After learning about the LRAP (“I thought: awesome, thank you!”), she said her award arrived “at a really helpful time. As a member of an all-female nonprofit team, I was working like mad to develop and operate a year-round, local food hub startup that supports small farmers and food producers,” she recalled. “This wasn’t a ‘get-rich-someday’ startup venture, but rather an ‘only-a-nonprofit-is crazy-enough-to-try’ situation. The LRAP grant didn’t make a huge dent in my overall student loan debt, but it sure did buy some peace of mind.”
“The spirit of public service, reciprocity, and community support that is baked into the LRAP grant matters,” she went on. “It matters when institutions put money behind their mission. It matters when it’s a little easier to choose public service as a sustainable career. And it matters when we all keep public service and community at the heart of our work.”
A Commitment to Public ServiceEver since his Peace Corps experience in Burkina Faso, Michael Wagner, F17, has stayed focused on building a career in the public sector.

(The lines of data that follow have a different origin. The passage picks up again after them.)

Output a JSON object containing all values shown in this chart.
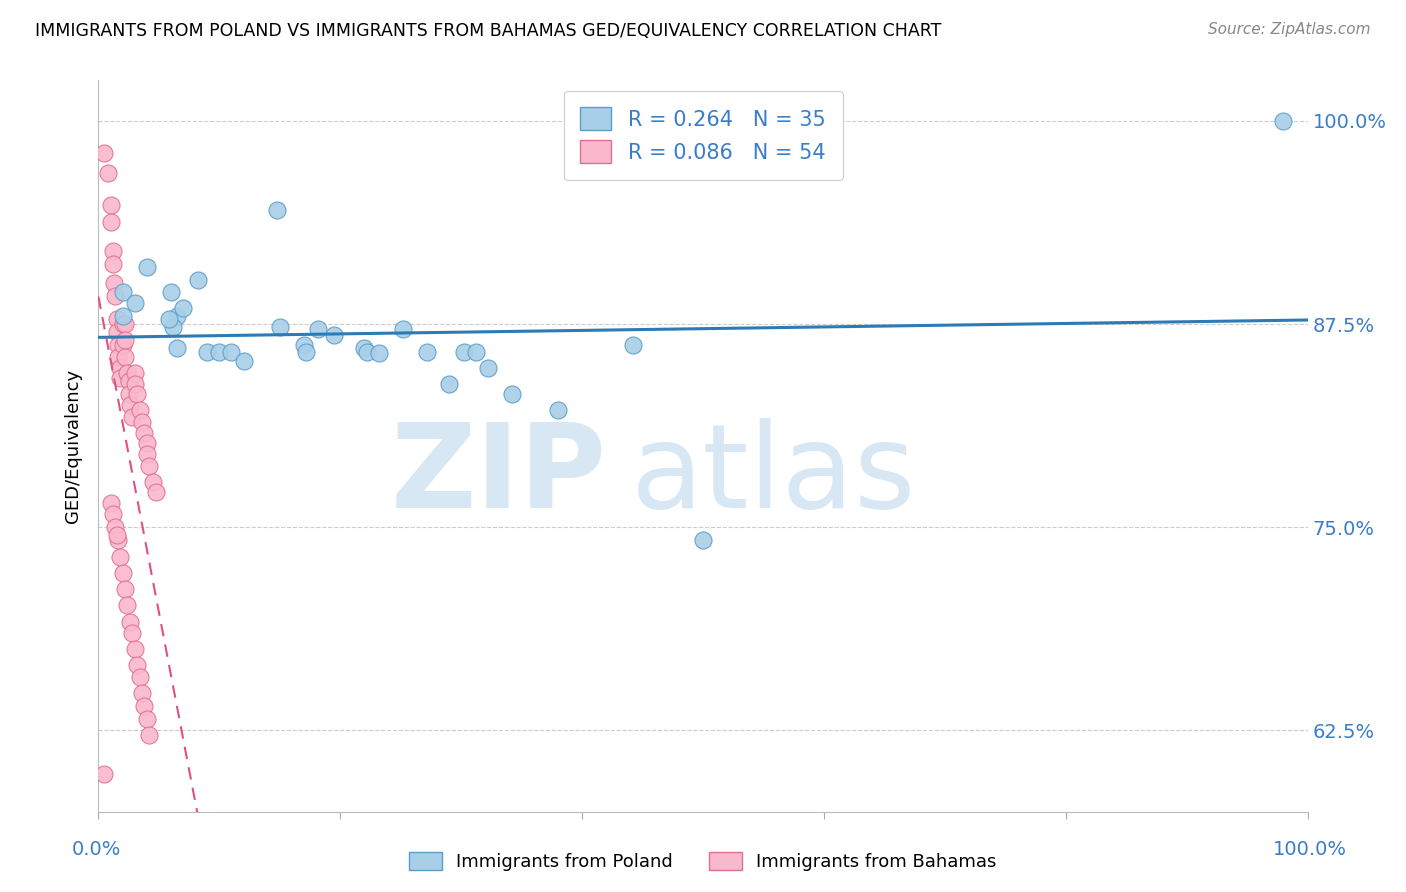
{
  "title": "IMMIGRANTS FROM POLAND VS IMMIGRANTS FROM BAHAMAS GED/EQUIVALENCY CORRELATION CHART",
  "source": "Source: ZipAtlas.com",
  "ylabel": "GED/Equivalency",
  "poland_R": 0.264,
  "poland_N": 35,
  "bahamas_R": 0.086,
  "bahamas_N": 54,
  "poland_color": "#a8cfe8",
  "bahamas_color": "#f9b8cc",
  "poland_edge_color": "#5b9dc9",
  "bahamas_edge_color": "#e07090",
  "poland_line_color": "#2c7bb6",
  "bahamas_line_color": "#e05080",
  "tick_color": "#3a7dc9",
  "grid_color": "#cccccc",
  "xlim": [
    0.0,
    1.0
  ],
  "ylim": [
    0.575,
    1.025
  ],
  "yticks": [
    0.625,
    0.75,
    0.875,
    1.0
  ],
  "ytick_labels": [
    "62.5%",
    "75.0%",
    "87.5%",
    "100.0%"
  ],
  "poland_x": [
    0.02,
    0.04,
    0.148,
    0.02,
    0.06,
    0.065,
    0.07,
    0.09,
    0.1,
    0.11,
    0.12,
    0.15,
    0.17,
    0.172,
    0.182,
    0.195,
    0.22,
    0.222,
    0.232,
    0.252,
    0.272,
    0.29,
    0.302,
    0.312,
    0.322,
    0.342,
    0.38,
    0.442,
    0.5,
    0.03,
    0.082,
    0.062,
    0.058,
    0.065,
    0.98
  ],
  "poland_y": [
    0.895,
    0.91,
    0.945,
    0.88,
    0.895,
    0.88,
    0.885,
    0.858,
    0.858,
    0.858,
    0.852,
    0.873,
    0.862,
    0.858,
    0.872,
    0.868,
    0.86,
    0.858,
    0.857,
    0.872,
    0.858,
    0.838,
    0.858,
    0.858,
    0.848,
    0.832,
    0.822,
    0.862,
    0.742,
    0.888,
    0.902,
    0.873,
    0.878,
    0.86,
    1.0
  ],
  "bahamas_x": [
    0.005,
    0.008,
    0.01,
    0.01,
    0.012,
    0.012,
    0.013,
    0.014,
    0.015,
    0.015,
    0.016,
    0.016,
    0.018,
    0.018,
    0.02,
    0.02,
    0.022,
    0.022,
    0.022,
    0.024,
    0.025,
    0.025,
    0.026,
    0.028,
    0.03,
    0.03,
    0.032,
    0.034,
    0.036,
    0.038,
    0.04,
    0.04,
    0.042,
    0.045,
    0.048,
    0.01,
    0.012,
    0.014,
    0.016,
    0.018,
    0.02,
    0.022,
    0.024,
    0.026,
    0.028,
    0.03,
    0.032,
    0.034,
    0.036,
    0.038,
    0.04,
    0.042,
    0.015,
    0.005
  ],
  "bahamas_y": [
    0.98,
    0.968,
    0.948,
    0.938,
    0.92,
    0.912,
    0.9,
    0.892,
    0.878,
    0.87,
    0.862,
    0.855,
    0.848,
    0.842,
    0.875,
    0.862,
    0.875,
    0.865,
    0.855,
    0.845,
    0.84,
    0.832,
    0.825,
    0.818,
    0.845,
    0.838,
    0.832,
    0.822,
    0.815,
    0.808,
    0.802,
    0.795,
    0.788,
    0.778,
    0.772,
    0.765,
    0.758,
    0.75,
    0.742,
    0.732,
    0.722,
    0.712,
    0.702,
    0.692,
    0.685,
    0.675,
    0.665,
    0.658,
    0.648,
    0.64,
    0.632,
    0.622,
    0.745,
    0.598
  ]
}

When he arrived at The Fletcher School, he was already on his way, having worked for four years in South Sudan managing a rural hospital for the John Dau Foundation—one of the Lost Boys organizations—and on health systems strengthening programs for IMA World Health.
The LRAP program, he said, was a key factor in his decision to come to Tufts. “I knew that Fletcher was the perfect place to further develop the skills needed to advance my career,” he said, “but I also had concerns about the cost of attending such a program given that I wanted to return to the NGO world/public sector after completing my M.A.L.D.”

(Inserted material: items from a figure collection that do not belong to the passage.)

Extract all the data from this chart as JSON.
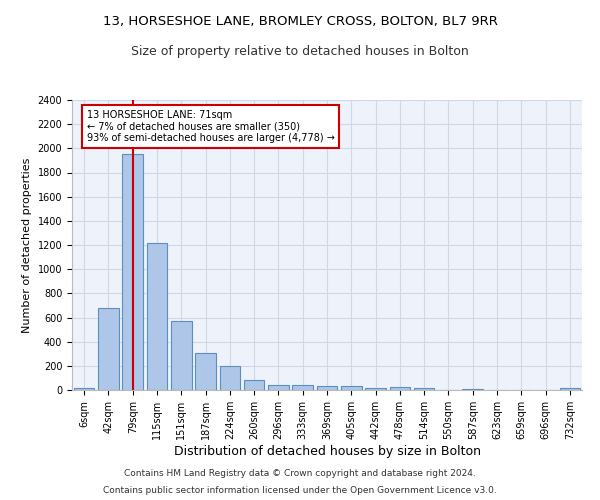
{
  "title1": "13, HORSESHOE LANE, BROMLEY CROSS, BOLTON, BL7 9RR",
  "title2": "Size of property relative to detached houses in Bolton",
  "xlabel": "Distribution of detached houses by size in Bolton",
  "ylabel": "Number of detached properties",
  "footer1": "Contains HM Land Registry data © Crown copyright and database right 2024.",
  "footer2": "Contains public sector information licensed under the Open Government Licence v3.0.",
  "bar_labels": [
    "6sqm",
    "42sqm",
    "79sqm",
    "115sqm",
    "151sqm",
    "187sqm",
    "224sqm",
    "260sqm",
    "296sqm",
    "333sqm",
    "369sqm",
    "405sqm",
    "442sqm",
    "478sqm",
    "514sqm",
    "550sqm",
    "587sqm",
    "623sqm",
    "659sqm",
    "696sqm",
    "732sqm"
  ],
  "bar_values": [
    15,
    680,
    1950,
    1220,
    570,
    305,
    200,
    80,
    45,
    38,
    35,
    30,
    20,
    25,
    15,
    2,
    10,
    2,
    2,
    2,
    20
  ],
  "bar_color": "#aec6e8",
  "bar_edgecolor": "#5a8fc0",
  "bar_linewidth": 0.8,
  "highlight_index": 2,
  "highlight_color": "#cc0000",
  "annotation_line1": "13 HORSESHOE LANE: 71sqm",
  "annotation_line2": "← 7% of detached houses are smaller (350)",
  "annotation_line3": "93% of semi-detached houses are larger (4,778) →",
  "annotation_box_color": "#ffffff",
  "annotation_box_edgecolor": "#cc0000",
  "ylim": [
    0,
    2400
  ],
  "yticks": [
    0,
    200,
    400,
    600,
    800,
    1000,
    1200,
    1400,
    1600,
    1800,
    2000,
    2200,
    2400
  ],
  "grid_color": "#d0d8e8",
  "bg_color": "#eef2fa",
  "title1_fontsize": 9.5,
  "title2_fontsize": 9,
  "xlabel_fontsize": 9,
  "ylabel_fontsize": 8,
  "footer_fontsize": 6.5,
  "tick_fontsize": 7,
  "annotation_fontsize": 7
}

After graduation, he did indeed return, working in south-central Somalia and in Somaliland for Mercy Corps. Today his commitment to public service continues as a program officer with USAID/Office of Foreign Disaster Assistance in Sudan. “It is a privilege to have the opportunity to work for a government agency that is tasked with saving lives, alleviating human suffering, and reducing the social and economic impact of disasters and humanitarian crises,” he said.

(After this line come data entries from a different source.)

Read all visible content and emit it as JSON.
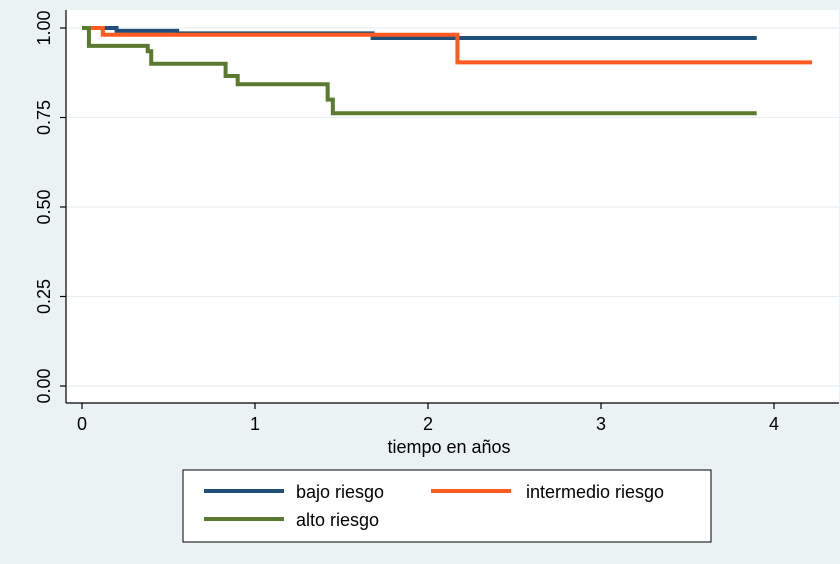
{
  "chart_data": {
    "type": "line",
    "title": "",
    "xlabel": "tiempo en años",
    "ylabel": "",
    "xlim": [
      0,
      4.25
    ],
    "ylim": [
      0,
      1
    ],
    "x_ticks": [
      "0",
      "1",
      "2",
      "3",
      "4"
    ],
    "y_ticks": [
      "0.00",
      "0.25",
      "0.50",
      "0.75",
      "1.00"
    ],
    "grid": true,
    "legend_placement": "bottom",
    "series": [
      {
        "name": "bajo riesgo",
        "color": "#1f4e79",
        "steps": [
          [
            0,
            1.0
          ],
          [
            0.2,
            0.992
          ],
          [
            0.55,
            0.985
          ],
          [
            1.68,
            0.972
          ],
          [
            3.9,
            0.972
          ]
        ]
      },
      {
        "name": "intermedio riesgo",
        "color": "#ff5a1f",
        "steps": [
          [
            0,
            1.0
          ],
          [
            0.12,
            0.981
          ],
          [
            2.17,
            0.904
          ],
          [
            4.22,
            0.904
          ]
        ]
      },
      {
        "name": "alto riesgo",
        "color": "#5b7a2f",
        "steps": [
          [
            0,
            1.0
          ],
          [
            0.04,
            0.95
          ],
          [
            0.38,
            0.935
          ],
          [
            0.4,
            0.9
          ],
          [
            0.83,
            0.866
          ],
          [
            0.9,
            0.843
          ],
          [
            1.42,
            0.8
          ],
          [
            1.45,
            0.762
          ],
          [
            3.9,
            0.762
          ]
        ]
      }
    ]
  }
}
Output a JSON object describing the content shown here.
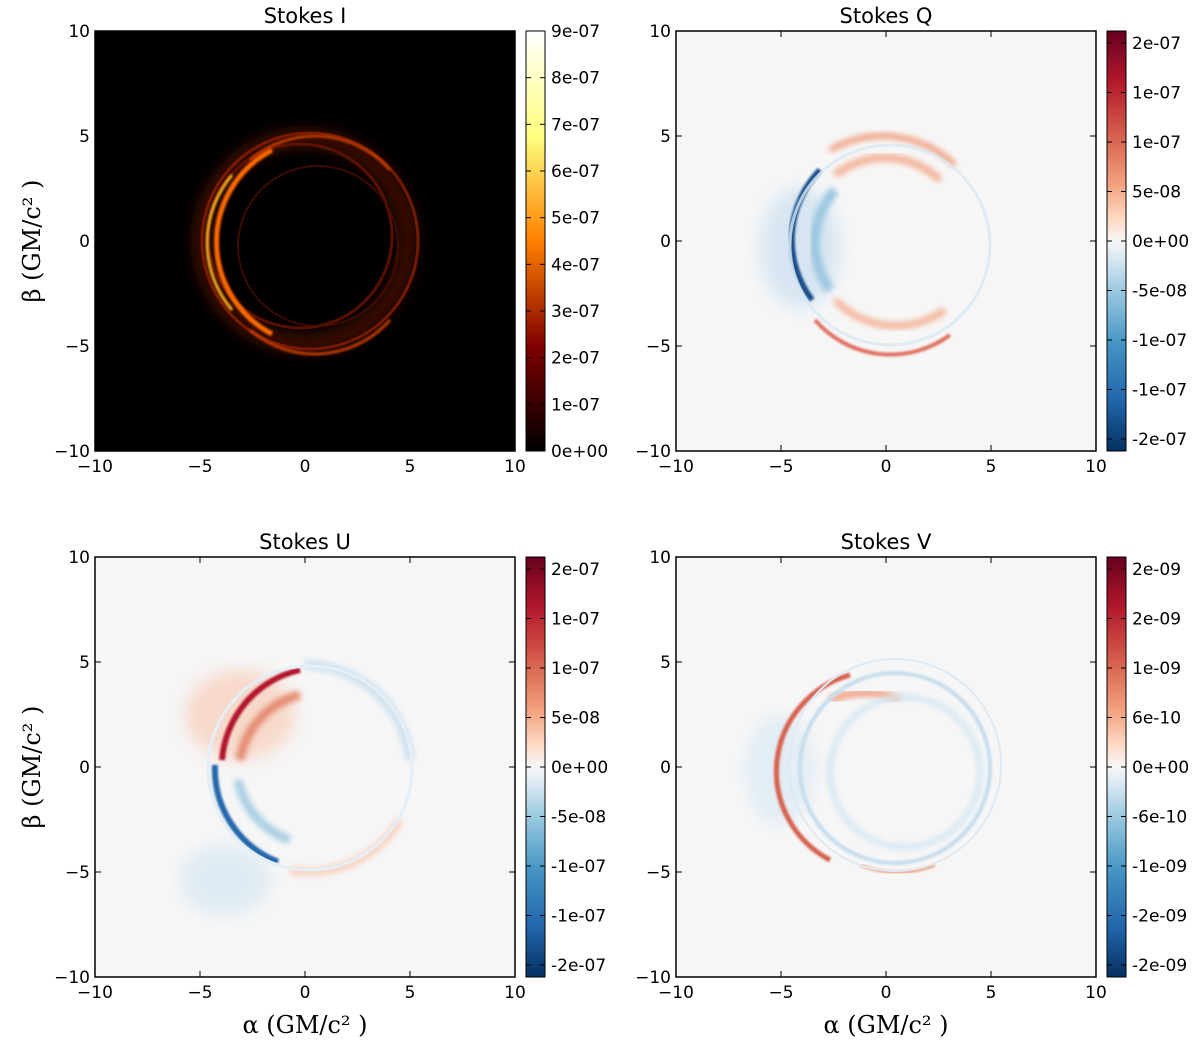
{
  "chart_data": [
    {
      "type": "heatmap",
      "title": "Stokes I",
      "colormap": "afmhot",
      "xlim": [
        -10,
        10
      ],
      "ylim": [
        -10,
        10
      ],
      "xticks": [
        "−10",
        "−5",
        "0",
        "5",
        "10"
      ],
      "yticks": [
        "10",
        "5",
        "0",
        "−5",
        "−10"
      ],
      "ylabel": "β (GM/c² )",
      "xlabel": "",
      "colorbar": {
        "range": [
          0,
          9e-07
        ],
        "labels": [
          "9e-07",
          "8e-07",
          "7e-07",
          "6e-07",
          "5e-07",
          "4e-07",
          "3e-07",
          "2e-07",
          "1e-07",
          "0e+00"
        ]
      },
      "features": "bright photon ring of radius ~5 centered near (0,0), brightest on the left side near α≈-4.5"
    },
    {
      "type": "heatmap",
      "title": "Stokes Q",
      "colormap": "RdBu_r",
      "xlim": [
        -10,
        10
      ],
      "ylim": [
        -10,
        10
      ],
      "xticks": [
        "−10",
        "−5",
        "0",
        "5",
        "10"
      ],
      "yticks": [
        "10",
        "5",
        "0",
        "−5",
        "−10"
      ],
      "ylabel": "",
      "xlabel": "",
      "colorbar": {
        "range": [
          -2.2e-07,
          2.2e-07
        ],
        "labels": [
          "2e-07",
          "1e-07",
          "1e-07",
          "5e-08",
          "0e+00",
          "-5e-08",
          "-1e-07",
          "-1e-07",
          "-2e-07"
        ]
      },
      "features": "positive arcs on top and bottom of ring, strong negative arc on the left side"
    },
    {
      "type": "heatmap",
      "title": "Stokes U",
      "colormap": "RdBu_r",
      "xlim": [
        -10,
        10
      ],
      "ylim": [
        -10,
        10
      ],
      "xticks": [
        "−10",
        "−5",
        "0",
        "5",
        "10"
      ],
      "yticks": [
        "10",
        "5",
        "0",
        "−5",
        "−10"
      ],
      "ylabel": "β (GM/c² )",
      "xlabel": "α (GM/c² )",
      "colorbar": {
        "range": [
          -2.2e-07,
          2.2e-07
        ],
        "labels": [
          "2e-07",
          "1e-07",
          "1e-07",
          "5e-08",
          "0e+00",
          "-5e-08",
          "-1e-07",
          "-1e-07",
          "-2e-07"
        ]
      },
      "features": "positive upper-left arc, negative lower-left arc, weak negative upper-right, weak positive lower-right"
    },
    {
      "type": "heatmap",
      "title": "Stokes V",
      "colormap": "RdBu_r",
      "xlim": [
        -10,
        10
      ],
      "ylim": [
        -10,
        10
      ],
      "xticks": [
        "−10",
        "−5",
        "0",
        "5",
        "10"
      ],
      "yticks": [
        "10",
        "5",
        "0",
        "−5",
        "−10"
      ],
      "ylabel": "",
      "xlabel": "α (GM/c² )",
      "colorbar": {
        "range": [
          -2.9e-09,
          2.9e-09
        ],
        "labels": [
          "2e-09",
          "2e-09",
          "1e-09",
          "6e-10",
          "0e+00",
          "-6e-10",
          "-1e-09",
          "-2e-09",
          "-2e-09"
        ]
      },
      "features": "weak positive arc on left side, faint negative rings elsewhere"
    }
  ]
}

LRAP, he said, is an encouraging show of support from the Tufts community that helps him “chip away at student loans,” he said, adding that it not only helps to pay off loans quicker, “but enables me to set aside some funds for longer-term financial planning that would otherwise be more challenging.”
Perhaps most importantly, the program helps reinforce his deep commitment “to engage globally within the public sector—whether in the NGO world or with a U.S. government agency such as USAID, with like-minded colleagues who work every day to bring lifesaving assistance to conflict/disaster-affected populations and populations on the move.”